Sin obstáculos para Dios Padre Luis de Moya

 

Lc 2, 22-40

—¿Te fijas? Ella –¡la Inmaculada!– se somete a la Ley como si estuviera inmunda.
¿Aprenderás con este ejemplo, niño tonto, a cumplir, a pesar de todos los sacrificios personales, la Santa Ley de Dios?
¡Purificarse! ¡Tú y yo sí que necesitamos purificación! Expiar, y, por encima de la expiación, el Amor. Un amor que sea cauterio, que abrase la roña de nuestra alma, y fuego, que encienda con llamas divinas la miseria de nuestro corazón.

Así comenta san Josemaría, en Santo Rosario, la Purificación de María, que hoy celebramos junto a la Presentación de Jesús en el Templo: dos ritos de la antigua ley de Israel que María, José y el Niño cumplieron como los demás.

¿Te fijas?, se nos sugiere. Meditemos la escena. Con el Espíritu Santo, Luz de los corazones que nos ilumina, nos fijamos en nosotros mismos, mientras notamos que Dios nos contempla: nos quiere, nos exige, nos reprocha y nos comprende, nos agradece y nos ayuda. Miramos asimismo a nuestro alrededor, a los demás, que nos esperan de diversas formas. De una parte deseamos ser más gratos a nuestro Dios y queremos, para ello, purificarnos hasta ser cada uno esa persona ideal que está en la mente divina. Por otro lado, comprendemos fácilmente que le serviremos mejor, siendo una ayuda más eficaz para cuantos nos rodean, sin esos defectos que tampoco Dios quiere.

¡La Inmaculada! no necesita purificación, pero nosotros sí. Ella, en todo caso, se somete a la Ley. Fijémonos en cómo actúa María no teniendo, en verdad, de qué purificarse. Aprendamos a amar la Ley de Dios: esas normas o criterios de actuación que se nos imponen, en ocasiones con independencia de nuestra decisión. Quizá no haya mejor purificación, que la de librarnos de nuestros apegos de soberbia obedeciendo, con un reconocimiento reverente de la Majestad de Nuestro Dios, a quien nos sometemos obedeciendo a su Iglesia.

Necesitamos purificación, si queremos ser instrumentos adecuados, que se dejan llevar sin rémoras por el Espíritu Santo.
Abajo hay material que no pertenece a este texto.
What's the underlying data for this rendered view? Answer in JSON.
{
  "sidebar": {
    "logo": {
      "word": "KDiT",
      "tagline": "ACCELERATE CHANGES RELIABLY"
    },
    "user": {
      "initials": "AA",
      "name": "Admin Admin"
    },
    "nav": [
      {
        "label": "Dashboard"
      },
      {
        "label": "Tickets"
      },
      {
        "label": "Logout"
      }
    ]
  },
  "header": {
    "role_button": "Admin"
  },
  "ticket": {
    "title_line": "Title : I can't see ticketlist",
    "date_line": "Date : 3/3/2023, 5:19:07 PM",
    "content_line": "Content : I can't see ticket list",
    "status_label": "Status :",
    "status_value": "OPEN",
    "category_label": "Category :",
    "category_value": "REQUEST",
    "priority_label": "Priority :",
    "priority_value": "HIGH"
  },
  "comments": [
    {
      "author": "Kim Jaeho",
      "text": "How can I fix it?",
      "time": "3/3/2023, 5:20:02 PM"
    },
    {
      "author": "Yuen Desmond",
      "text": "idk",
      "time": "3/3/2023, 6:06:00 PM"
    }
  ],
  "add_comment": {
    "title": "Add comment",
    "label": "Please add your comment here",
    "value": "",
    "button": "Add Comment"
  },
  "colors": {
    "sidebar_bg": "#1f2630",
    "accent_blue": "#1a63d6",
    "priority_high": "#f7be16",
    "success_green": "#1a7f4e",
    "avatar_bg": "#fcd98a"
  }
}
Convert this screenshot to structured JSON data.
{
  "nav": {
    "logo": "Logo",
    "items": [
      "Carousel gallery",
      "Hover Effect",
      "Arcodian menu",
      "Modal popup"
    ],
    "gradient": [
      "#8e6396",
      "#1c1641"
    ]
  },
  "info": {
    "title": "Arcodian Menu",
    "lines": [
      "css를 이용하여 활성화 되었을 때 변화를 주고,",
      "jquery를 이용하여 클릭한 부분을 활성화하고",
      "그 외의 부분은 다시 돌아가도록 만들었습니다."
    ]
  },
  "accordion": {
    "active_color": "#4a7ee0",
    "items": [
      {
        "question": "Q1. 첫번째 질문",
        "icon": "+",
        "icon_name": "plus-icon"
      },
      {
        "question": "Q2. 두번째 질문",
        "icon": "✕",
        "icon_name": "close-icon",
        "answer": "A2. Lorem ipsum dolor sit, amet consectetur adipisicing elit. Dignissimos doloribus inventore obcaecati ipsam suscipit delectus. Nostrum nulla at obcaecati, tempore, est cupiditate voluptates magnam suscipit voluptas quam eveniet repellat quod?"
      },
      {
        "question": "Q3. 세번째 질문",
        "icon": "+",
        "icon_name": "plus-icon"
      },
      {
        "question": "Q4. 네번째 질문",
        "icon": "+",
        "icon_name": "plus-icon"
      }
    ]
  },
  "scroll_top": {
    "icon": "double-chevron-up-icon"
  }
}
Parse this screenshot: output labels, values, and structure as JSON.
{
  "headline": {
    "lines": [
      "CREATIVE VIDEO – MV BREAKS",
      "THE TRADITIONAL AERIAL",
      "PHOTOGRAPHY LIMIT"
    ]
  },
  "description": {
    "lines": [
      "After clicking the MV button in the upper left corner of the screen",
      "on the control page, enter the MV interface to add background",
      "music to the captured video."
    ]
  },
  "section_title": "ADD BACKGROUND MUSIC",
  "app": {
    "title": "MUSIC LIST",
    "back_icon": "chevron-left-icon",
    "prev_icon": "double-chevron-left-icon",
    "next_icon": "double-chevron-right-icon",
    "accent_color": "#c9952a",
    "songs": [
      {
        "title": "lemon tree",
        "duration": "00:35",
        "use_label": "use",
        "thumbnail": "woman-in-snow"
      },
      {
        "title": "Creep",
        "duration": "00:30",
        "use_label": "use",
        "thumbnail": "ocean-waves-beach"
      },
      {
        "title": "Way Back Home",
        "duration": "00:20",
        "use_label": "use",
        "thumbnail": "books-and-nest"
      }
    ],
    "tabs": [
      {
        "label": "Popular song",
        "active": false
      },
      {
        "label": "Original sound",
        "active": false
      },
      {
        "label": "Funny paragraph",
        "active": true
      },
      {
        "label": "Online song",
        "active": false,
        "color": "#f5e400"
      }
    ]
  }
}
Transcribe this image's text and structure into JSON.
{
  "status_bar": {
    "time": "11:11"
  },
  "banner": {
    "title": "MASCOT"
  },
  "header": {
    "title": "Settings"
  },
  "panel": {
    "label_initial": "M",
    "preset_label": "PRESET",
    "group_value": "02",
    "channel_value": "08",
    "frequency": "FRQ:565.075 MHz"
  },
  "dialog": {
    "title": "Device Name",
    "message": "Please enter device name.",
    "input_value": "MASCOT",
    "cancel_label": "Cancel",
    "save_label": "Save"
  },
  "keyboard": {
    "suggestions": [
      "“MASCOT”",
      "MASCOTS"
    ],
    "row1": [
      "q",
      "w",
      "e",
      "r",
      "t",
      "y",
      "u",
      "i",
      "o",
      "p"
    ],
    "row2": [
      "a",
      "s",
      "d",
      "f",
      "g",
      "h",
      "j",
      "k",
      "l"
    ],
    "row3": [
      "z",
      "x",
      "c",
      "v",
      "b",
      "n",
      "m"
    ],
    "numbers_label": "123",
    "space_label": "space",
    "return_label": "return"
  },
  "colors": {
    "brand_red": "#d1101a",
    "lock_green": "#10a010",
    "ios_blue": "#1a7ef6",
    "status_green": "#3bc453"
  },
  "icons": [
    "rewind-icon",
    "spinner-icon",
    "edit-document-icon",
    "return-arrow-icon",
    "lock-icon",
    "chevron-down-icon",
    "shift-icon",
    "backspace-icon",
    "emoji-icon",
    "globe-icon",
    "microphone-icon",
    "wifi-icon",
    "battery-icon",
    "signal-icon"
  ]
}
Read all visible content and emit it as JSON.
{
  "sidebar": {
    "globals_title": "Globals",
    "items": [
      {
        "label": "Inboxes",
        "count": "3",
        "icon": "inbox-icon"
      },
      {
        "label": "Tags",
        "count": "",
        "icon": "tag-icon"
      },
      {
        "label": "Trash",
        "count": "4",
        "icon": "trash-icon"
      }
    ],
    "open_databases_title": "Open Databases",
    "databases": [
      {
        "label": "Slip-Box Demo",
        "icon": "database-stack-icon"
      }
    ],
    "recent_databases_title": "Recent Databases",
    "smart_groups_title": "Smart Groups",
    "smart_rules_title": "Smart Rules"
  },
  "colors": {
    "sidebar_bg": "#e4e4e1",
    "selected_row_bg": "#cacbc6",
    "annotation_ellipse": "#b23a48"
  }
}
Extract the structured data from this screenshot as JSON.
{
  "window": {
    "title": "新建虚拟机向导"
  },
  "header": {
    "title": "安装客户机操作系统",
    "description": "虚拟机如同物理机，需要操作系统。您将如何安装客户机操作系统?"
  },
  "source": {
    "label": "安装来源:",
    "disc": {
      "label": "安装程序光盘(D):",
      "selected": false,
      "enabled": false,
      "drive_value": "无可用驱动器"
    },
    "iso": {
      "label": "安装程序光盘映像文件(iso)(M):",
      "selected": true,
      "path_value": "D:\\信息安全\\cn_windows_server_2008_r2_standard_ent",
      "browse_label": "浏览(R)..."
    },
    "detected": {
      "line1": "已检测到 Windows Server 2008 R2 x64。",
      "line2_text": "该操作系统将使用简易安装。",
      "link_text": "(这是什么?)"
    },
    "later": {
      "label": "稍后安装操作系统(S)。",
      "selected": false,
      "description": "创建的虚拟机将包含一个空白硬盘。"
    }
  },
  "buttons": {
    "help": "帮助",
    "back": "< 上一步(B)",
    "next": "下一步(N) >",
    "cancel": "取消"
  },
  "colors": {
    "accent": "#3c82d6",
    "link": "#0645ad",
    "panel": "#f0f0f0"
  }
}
El Paráclito actúa muy fácilmente en las almas que se purifican obedeciendo por la humildad y rectificando por la penitencia. De otro modo, tal vez nos saldríamos con la nuestra, pero también acumularíamos imperfecciones que son obstáculos a la acción del Paráclito. No podría nuestra vida agradar a Dios y quedaría infecunda.

Limpiarse a fondo, en ocasiones puede costar. A veces resulta verdaderamente doloroso desprenderse de algunas imperfecciones a las que hemos podido habituarnos. No será nunca, en todo caso, una tarea negativa de exclusiva renuncia, como si lo primordial fuera la negación de lo propio. Siempre será el amor la razón de toda posible renuncia. Un amor que da por bien perdidas las bajezas, por bien empleado el esfuerzo por quitarlas y por bien sufrido el dolor que podamos sentir al no tener ya más el consuelo de aquellas miserias. Porque lo que impulsa al alma enamorada es el bien de su amor, y por él nada le parece excesivo.

La fe y la esperanza cristianas nos aseguran que Dios no se deja ganar en generosidad, y la experiencia nos demuestra enseguida que valió la pena aquel sacrificio. Animémonos, como nos aconseja Camino:

Entierra con la penitencia, en el hoyo profundo que abra tu humildad, tus negligencias, ofensas y pecados. —Así entierra el labrador, al pie del árbol que los produjo, frutos podridos, ramillas secas y hojas caducas. —Y lo que era estéril, mejor, lo que era perjudicial, contribuye eficazmente a una nueva fecundidad.
Aprende a sacar, de las caídas, impulso: de la muerte, vida.

Pensemos asimismo en las deficiencias que notamos en ocasiones en los que nos rodean. Pudiera ser que, en un primer impulso, tendiéramos a rechazar, tal vez con desaire, a quien nos disgusta. Es preciso acoger a todos comprendiendo que, al igual que nosotros, los demás también deben mejorar ante Dios. Recemos por los que nos molestan, por aquellos a quienes nos sale criticar. Nada positivo hacemos con la sola crítica. Ofrezcamos sacrificios en expiación por los pecados de los demás y por los nuestros. Así reparamos las ofensas a Dios y el Espíritu Santo nos inundará de su luz, para que contemplemos esos defectos como lo que son: algo corriente por la debilidad humana y siempre ocasión de mejorar ante el Señor.

No dejemos de mirar a María, y de aprender a complacer a Dios, aunque nos cueste.